Несмотря на возражения адвокатов, а может, именно благодаря им, Эбби написала родителям юноши письмо. Она рассказала им, что говорила об их сыне Эмма, каким он был хорошим, добрым и мягким. Она попросила у них прощения. Она признала свою вину. Она предложила им все, что у нее есть, и была готова сдержать свое обещание. Абигайль сама когда-то была адвокатом и прекрасно понимала, что делает. Две недели спустя в их почтовом ящике появилась открытка. На ней не было обратного адреса, но на почтовом штемпеле стояло название какого-то маленького городка в Орегоне. На открытке было два коротких предложения:
Спасибо за ваше письмо. Мы молимся о том, чтобы у нас всех хватило сил продолжать жить.

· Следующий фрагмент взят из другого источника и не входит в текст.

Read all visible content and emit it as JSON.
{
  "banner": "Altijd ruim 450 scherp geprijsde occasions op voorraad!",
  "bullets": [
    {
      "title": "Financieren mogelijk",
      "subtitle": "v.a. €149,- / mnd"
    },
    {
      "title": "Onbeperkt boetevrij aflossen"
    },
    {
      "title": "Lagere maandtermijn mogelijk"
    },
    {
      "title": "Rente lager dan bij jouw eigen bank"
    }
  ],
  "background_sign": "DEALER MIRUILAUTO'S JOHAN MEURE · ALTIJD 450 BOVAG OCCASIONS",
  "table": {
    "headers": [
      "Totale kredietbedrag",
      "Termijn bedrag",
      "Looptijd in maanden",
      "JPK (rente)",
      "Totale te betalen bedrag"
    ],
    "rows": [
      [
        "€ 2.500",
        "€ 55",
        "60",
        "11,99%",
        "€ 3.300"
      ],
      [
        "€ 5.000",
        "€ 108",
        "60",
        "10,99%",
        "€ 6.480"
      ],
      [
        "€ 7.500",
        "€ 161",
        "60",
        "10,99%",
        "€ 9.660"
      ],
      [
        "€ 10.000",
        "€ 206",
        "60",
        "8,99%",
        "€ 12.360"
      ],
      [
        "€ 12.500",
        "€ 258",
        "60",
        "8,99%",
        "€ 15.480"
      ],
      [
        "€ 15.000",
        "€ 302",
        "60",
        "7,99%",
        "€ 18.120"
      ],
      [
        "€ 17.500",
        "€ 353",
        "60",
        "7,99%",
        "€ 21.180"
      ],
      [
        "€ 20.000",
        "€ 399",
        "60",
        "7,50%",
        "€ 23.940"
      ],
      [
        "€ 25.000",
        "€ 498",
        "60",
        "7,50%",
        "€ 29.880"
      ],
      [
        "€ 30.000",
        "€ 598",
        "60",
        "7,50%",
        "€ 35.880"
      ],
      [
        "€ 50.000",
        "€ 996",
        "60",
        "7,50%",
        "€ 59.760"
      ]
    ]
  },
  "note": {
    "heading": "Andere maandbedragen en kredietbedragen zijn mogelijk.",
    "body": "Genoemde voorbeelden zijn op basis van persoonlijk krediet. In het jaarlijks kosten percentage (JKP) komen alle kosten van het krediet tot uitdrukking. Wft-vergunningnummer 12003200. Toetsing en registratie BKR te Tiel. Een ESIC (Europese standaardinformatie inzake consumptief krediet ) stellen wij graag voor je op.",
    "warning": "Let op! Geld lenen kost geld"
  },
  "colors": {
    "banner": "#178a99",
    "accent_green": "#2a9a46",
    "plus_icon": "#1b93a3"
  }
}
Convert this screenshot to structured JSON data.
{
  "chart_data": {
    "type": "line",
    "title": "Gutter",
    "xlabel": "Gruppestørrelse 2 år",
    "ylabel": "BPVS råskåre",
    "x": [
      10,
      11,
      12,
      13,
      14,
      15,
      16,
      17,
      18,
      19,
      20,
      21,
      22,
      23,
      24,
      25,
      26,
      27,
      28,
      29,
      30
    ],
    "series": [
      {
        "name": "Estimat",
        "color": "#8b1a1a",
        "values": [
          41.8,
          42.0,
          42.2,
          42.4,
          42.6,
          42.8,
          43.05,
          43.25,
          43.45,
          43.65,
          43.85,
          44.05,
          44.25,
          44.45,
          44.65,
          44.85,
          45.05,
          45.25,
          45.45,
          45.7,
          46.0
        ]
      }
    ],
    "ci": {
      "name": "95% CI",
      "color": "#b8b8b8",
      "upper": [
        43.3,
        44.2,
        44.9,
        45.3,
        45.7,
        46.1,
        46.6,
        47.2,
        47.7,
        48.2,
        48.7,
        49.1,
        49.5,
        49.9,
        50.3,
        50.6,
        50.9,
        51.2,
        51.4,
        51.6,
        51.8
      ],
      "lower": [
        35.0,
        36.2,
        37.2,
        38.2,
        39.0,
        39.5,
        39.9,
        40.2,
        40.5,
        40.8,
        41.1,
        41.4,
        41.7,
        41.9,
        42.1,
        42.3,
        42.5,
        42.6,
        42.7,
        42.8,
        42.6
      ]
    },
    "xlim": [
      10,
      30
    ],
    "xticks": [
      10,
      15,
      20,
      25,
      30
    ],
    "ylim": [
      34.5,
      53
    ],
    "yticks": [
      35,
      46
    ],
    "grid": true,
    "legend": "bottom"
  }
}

Эти строки поразили Эбби своей банальностью. Нечто подобное мог бы сказать Джей Гэтсби[17]. С другой стороны, они напоминали заключительные реплики какого-нибудь старого черно-белого фильма о войне: «Не сдавайся, старина! Борись за свободу!»
Прошло уже два месяца после трагедии, и жизнь продолжалась, но им повсюду чудилась угроза, как будто их в любую секунду могли лишить самого дорогого. А им было что терять! Новый дом на Друид-хиллс был бесподобен. Он был еще просторнее, чем в Энсли-Парке. Тут было восемь спален и девять ванных комнат, а кроме этого, кабинет, спортивный зал, сауна, винный погреб, кинозал, гостиная и прихожая. В гараже разместились две купальни и еще две спальни. Осматривая квартиру над гаражом, Абигайль с кривой усмешкой заметила, что, случись беде снова прийти в их семью, по крайней мере, им с Полом будет где разминуться.
Это наблюдение его не рассмешило.
Абигайль купила мебель, заказала постельное белье и потратила так много денег в интернет-магазинах, что компании, выпускающие кредитные карты, позвонили ей, чтобы удостовериться, что эти покупки совершает действительно она, а не какие-то мошенники от ее имени. Все остальные, похоже, постепенно возвращались к нормальной жизни. Или к тому, что Абигайль называла «новой нормальной жизнью». Беатрис вернулась в Италию, а Хойт — к своей любовнице. Его жена уютно устроилась в их пуэрториканском доме. Абигайль была уверена, что у ее отца появилась еще одна любовница. В последнее время он очень много говорил о Лондоне.
Даже пресса наконец перешла к другим темам. Журнал «Пипл» и телепродюсеры оставили их в покое первыми, как только убедились в том, что семья Кампано не имеет ни малейшего желания делиться с миром своей историей. Откуда ни возьмись появились неизбежные самозванцы приятели, желавшие рассказать об Эмме, и бывшие друзья Абигайль и Пола. С таблоидами дело обстояло хуже. Репортеры стояли сразу за воротами в конце подъездной дорожки и поднимали крик, как только из дома кто-нибудь выходил. При виде Абигайль они вопили: «Привет, убийца!» Или: «Эй, убийца, как вы себя чувствуете, зная, что убили человека?»